В дом Угрюмовых шли и шли завидовцы. И все хотели собственными глазами посмотреть на ту бумагу, потрогать ее, страшную, своими руками; Феня не спрятала ее в сундук, а оставила на столе как бы на всеобщее обозрение. Сама который уж день не выходила из горницы, не впускала к себе никого, кроме Маши Соловьевой.

Вдова!

Услышав это слово на второй же день после получения известия о гибели мужа, Феня не вдруг, не сразу поняла, что оно обращено к ней. На селе остались вдовы еще от Первой мировой и Гражданской войн, но то были пожилые женщины, обитающие в ветхих избах и вечно что-то просящие у односельчан: то дровишек, то соломы им надо привезти, то подлатать прохудившуюся крышу, то просили помочь вспахать огородишко под картошку.
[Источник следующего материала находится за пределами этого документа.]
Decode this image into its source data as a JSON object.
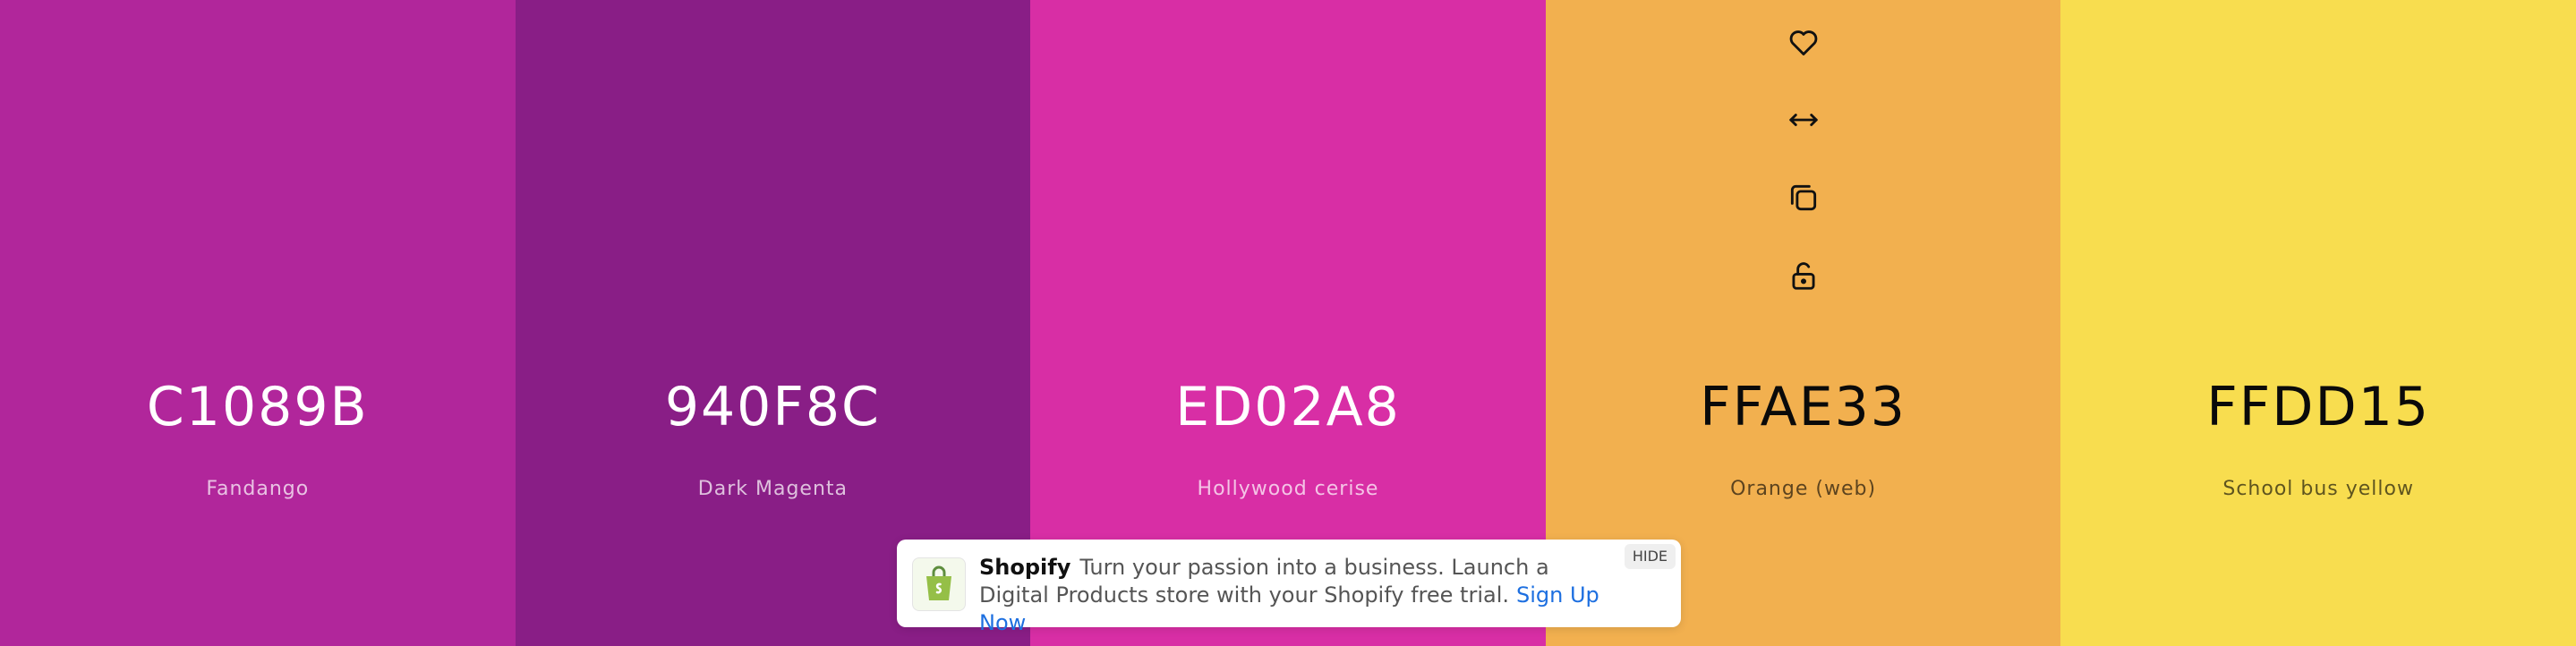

Стать вровень с этими несчастными Феня не могла даже в мыслях и потому сильно осерчала, когда услышала от матери: «Вот ты теперя и вдова, Фенюшка!» Осерчав, посмотрела на мать долго и пронзительно. Жарко дыша прямо в лицо Аграфены Ивановны, попросила:

– Мама, никогда больше не называй меня так. Никогда!

И в облике ее, вдруг как бы застывшем, опять проглянуло знакомое, угрюмовское.
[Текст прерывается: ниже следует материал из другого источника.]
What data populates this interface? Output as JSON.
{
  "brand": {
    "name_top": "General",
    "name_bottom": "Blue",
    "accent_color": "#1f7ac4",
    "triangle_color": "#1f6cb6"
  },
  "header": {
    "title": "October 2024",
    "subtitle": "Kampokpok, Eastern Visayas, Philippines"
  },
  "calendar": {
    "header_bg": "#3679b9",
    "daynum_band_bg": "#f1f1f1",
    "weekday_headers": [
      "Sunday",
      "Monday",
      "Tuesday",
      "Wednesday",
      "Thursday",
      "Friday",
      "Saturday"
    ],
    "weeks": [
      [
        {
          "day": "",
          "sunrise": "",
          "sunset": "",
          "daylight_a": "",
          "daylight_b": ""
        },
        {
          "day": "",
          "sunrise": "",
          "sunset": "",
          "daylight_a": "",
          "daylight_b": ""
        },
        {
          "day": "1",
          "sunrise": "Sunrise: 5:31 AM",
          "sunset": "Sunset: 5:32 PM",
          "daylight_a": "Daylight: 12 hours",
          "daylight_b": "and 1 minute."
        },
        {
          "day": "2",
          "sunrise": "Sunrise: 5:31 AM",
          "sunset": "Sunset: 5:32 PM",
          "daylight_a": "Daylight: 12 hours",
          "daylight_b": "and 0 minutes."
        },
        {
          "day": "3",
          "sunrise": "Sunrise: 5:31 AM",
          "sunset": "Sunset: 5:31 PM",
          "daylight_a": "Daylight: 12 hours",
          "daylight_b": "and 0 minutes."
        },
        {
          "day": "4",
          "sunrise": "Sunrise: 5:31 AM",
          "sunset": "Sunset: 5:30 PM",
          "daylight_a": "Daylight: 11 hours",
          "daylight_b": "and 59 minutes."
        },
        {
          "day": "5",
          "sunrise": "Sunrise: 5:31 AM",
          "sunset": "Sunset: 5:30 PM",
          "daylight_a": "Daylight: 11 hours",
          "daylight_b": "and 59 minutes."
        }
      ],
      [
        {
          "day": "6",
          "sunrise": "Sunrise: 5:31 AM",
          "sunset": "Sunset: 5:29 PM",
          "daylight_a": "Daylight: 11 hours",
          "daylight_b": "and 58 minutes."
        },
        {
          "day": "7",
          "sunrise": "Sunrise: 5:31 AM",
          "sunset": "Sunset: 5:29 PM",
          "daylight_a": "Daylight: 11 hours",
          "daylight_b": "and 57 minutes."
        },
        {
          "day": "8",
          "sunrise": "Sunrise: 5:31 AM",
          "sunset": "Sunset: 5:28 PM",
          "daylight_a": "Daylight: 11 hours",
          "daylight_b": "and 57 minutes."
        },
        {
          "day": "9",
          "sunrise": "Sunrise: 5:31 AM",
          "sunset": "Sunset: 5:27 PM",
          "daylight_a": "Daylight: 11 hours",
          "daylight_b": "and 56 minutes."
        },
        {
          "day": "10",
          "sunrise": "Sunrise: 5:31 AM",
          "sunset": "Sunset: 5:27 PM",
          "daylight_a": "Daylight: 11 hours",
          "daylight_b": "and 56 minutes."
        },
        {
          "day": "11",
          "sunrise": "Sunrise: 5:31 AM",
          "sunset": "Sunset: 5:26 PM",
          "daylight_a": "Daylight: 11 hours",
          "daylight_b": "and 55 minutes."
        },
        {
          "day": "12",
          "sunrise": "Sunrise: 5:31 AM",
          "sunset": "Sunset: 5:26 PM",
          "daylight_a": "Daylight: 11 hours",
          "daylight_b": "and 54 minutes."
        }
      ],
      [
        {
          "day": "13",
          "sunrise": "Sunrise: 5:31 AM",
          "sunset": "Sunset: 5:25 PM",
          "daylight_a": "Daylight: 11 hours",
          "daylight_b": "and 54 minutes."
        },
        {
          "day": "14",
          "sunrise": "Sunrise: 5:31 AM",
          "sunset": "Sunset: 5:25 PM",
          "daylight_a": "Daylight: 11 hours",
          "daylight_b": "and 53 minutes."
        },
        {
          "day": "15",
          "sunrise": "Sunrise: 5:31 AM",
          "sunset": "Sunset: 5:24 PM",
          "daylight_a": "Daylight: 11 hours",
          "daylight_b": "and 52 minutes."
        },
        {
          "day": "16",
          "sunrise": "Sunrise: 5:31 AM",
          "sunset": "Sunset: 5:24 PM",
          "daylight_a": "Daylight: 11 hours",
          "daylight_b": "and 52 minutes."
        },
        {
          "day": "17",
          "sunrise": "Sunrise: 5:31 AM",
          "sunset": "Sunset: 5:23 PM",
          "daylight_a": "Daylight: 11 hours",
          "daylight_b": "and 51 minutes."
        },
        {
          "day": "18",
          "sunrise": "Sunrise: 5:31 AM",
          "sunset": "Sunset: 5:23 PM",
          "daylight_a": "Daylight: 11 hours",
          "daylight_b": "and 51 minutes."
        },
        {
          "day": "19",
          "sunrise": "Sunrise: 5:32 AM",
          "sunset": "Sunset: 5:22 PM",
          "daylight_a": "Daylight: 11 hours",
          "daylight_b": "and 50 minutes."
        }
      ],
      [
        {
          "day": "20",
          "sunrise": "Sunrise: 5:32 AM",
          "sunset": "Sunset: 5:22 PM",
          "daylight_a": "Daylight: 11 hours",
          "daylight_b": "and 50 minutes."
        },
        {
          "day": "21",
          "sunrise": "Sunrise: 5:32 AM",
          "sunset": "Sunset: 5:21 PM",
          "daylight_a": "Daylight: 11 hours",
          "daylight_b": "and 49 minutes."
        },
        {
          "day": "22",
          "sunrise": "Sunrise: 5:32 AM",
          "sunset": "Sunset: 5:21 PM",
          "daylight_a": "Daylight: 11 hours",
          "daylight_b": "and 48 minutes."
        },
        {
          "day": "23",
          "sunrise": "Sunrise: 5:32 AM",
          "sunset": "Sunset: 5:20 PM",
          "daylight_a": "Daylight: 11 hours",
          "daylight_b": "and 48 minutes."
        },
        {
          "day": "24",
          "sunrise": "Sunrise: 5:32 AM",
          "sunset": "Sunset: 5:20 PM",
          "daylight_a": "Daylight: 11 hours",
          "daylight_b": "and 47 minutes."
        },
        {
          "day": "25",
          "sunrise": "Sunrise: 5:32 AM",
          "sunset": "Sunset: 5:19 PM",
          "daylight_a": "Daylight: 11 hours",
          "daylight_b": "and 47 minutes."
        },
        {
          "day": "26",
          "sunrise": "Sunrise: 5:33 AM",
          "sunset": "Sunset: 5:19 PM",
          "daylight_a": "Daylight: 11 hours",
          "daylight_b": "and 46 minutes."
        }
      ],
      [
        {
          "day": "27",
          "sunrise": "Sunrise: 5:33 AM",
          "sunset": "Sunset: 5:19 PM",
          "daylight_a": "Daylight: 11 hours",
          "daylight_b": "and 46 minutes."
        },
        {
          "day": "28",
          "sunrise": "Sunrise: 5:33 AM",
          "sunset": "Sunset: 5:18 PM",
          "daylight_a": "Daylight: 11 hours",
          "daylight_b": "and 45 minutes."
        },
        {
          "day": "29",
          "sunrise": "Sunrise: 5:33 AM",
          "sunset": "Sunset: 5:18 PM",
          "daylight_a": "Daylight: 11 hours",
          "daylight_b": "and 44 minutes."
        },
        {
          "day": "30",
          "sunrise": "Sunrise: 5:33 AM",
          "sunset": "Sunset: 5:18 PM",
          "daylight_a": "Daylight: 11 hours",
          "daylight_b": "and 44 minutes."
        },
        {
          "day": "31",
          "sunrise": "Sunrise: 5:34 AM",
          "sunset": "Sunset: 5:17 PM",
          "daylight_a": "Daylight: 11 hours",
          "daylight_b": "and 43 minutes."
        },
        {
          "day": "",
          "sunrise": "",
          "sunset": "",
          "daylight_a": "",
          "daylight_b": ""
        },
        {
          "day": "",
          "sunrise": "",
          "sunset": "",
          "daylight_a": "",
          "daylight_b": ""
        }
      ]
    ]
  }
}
…Одна только Феня и стояла молча на сельсоветской площади в июньское воскресенье сорок первого года среди всхлипывающих украдкой и откровенно рыдающих односельчанок. Обнимая за плечи вышедшую замуж всего лишь несколько дней назад Машу Соловьеву и теперь провожавшую своего Федора на войну, Феня глухо и грубовато говорила ей:

– Ну, что ты ревешь, Мария? Жив ведь еще твой Федька. Глянь, какие кренделя выписывает кривыми своими ногами! Будто рад, сердечный, что вырвался от тебя! – И, видя, что подруга огневилась, перевела на иной лад: – Ну, довольно, поревела, и будя.
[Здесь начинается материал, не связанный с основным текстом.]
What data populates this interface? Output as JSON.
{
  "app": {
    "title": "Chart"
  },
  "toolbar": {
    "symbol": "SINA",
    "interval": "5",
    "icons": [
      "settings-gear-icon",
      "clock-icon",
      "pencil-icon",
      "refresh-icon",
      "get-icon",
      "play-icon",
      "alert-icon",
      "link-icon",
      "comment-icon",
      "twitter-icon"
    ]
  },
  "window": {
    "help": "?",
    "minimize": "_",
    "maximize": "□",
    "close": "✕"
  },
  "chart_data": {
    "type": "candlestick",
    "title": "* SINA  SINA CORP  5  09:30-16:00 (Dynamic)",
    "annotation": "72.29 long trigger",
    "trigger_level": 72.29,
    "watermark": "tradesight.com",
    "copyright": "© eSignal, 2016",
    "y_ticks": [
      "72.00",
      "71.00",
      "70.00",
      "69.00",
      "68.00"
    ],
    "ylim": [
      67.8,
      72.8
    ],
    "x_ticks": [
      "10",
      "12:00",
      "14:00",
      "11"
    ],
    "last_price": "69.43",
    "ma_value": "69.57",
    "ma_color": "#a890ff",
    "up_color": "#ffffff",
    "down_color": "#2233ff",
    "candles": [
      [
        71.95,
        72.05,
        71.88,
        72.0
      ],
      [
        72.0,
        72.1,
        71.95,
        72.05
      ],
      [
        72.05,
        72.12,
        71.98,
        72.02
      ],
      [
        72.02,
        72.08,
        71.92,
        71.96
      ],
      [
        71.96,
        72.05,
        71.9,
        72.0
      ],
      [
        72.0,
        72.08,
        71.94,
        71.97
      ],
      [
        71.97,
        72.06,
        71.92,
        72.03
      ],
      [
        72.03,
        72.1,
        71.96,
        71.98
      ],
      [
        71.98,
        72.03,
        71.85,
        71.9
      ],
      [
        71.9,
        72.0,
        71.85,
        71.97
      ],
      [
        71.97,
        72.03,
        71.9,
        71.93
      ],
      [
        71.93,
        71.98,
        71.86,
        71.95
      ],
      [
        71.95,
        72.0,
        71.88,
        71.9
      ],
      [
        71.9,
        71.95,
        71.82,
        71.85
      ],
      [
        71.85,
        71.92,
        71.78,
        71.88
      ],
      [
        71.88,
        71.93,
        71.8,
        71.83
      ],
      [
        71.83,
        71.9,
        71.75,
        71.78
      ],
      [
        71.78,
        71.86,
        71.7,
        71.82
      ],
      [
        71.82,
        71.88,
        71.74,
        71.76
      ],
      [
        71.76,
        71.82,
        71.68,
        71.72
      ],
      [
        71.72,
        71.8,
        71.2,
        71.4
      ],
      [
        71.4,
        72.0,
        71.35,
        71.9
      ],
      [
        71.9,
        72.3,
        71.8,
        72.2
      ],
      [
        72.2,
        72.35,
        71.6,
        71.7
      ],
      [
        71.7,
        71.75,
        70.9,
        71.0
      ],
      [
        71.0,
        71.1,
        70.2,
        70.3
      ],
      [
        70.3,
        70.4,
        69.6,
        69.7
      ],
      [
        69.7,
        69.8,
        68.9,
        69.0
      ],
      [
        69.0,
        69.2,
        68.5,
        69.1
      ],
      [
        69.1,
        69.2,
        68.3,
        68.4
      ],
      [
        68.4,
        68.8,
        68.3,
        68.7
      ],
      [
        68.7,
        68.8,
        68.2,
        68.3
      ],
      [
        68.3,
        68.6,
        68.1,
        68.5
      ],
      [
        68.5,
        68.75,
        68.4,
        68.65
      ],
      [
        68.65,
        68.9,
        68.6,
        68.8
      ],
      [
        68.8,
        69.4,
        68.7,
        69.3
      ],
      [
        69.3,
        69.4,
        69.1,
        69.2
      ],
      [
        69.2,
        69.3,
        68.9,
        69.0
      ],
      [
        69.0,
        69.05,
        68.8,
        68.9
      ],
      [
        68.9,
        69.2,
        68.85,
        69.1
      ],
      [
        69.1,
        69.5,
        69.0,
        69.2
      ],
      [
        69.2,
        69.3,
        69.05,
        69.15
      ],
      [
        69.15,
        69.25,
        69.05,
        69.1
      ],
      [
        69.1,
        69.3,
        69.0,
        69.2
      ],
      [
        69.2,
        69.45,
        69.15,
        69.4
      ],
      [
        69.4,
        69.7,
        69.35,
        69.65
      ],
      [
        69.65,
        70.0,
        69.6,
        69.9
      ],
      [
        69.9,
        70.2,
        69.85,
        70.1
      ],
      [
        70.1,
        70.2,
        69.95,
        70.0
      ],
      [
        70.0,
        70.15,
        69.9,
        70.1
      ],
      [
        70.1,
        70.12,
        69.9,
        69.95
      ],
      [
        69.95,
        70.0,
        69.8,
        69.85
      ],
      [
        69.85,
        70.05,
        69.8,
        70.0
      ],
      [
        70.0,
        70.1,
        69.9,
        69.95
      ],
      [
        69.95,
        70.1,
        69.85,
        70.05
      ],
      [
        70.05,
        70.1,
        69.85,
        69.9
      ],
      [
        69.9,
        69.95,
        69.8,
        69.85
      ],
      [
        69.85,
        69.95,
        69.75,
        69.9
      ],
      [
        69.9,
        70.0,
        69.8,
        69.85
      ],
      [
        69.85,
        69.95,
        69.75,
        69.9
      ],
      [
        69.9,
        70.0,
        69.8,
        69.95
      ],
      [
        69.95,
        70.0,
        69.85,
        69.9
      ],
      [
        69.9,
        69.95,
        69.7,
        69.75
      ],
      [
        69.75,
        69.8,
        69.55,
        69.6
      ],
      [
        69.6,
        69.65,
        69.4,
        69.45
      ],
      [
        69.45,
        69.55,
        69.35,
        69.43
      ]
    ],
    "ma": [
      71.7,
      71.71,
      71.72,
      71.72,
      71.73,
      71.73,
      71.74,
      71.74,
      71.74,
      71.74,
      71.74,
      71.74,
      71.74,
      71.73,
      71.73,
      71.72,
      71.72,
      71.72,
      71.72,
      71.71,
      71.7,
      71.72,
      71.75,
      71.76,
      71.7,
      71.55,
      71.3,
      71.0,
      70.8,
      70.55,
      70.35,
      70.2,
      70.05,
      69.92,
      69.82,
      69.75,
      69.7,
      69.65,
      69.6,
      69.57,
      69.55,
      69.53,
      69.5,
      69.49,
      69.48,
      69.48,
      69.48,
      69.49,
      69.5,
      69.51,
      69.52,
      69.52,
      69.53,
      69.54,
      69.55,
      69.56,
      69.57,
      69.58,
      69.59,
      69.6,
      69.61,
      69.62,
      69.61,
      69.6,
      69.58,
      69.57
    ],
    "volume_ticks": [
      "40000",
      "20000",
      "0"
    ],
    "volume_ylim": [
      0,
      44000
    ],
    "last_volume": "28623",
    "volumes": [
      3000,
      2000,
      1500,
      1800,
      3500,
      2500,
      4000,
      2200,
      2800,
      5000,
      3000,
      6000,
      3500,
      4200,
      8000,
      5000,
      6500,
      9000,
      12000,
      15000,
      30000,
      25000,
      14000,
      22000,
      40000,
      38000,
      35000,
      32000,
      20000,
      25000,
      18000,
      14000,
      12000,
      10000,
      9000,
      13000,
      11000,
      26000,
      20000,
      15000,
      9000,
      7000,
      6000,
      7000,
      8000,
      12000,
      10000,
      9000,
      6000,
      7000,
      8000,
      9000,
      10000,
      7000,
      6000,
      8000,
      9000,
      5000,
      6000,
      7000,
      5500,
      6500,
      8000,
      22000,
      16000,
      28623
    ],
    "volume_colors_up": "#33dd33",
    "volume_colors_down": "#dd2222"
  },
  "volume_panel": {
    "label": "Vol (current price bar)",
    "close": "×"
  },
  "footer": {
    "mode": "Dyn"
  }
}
Стоя на крыльце поповского дома, как на трибуне, и выбирая тот короткий момент, когда бабьи голоса чуточку затихали, Санька Шпич выкрикивал очередями, по нескольку фамилий, мобилизованных. Когда в одной из очередей послышались имена Пишки и Тишки, то первый с необыкновенным проворством растолкал толпу и оказался рядом с председателем:

– Постой-ка, постой, Шпич, ты не перепутал? У меня ведь грыжа. Вот и справка…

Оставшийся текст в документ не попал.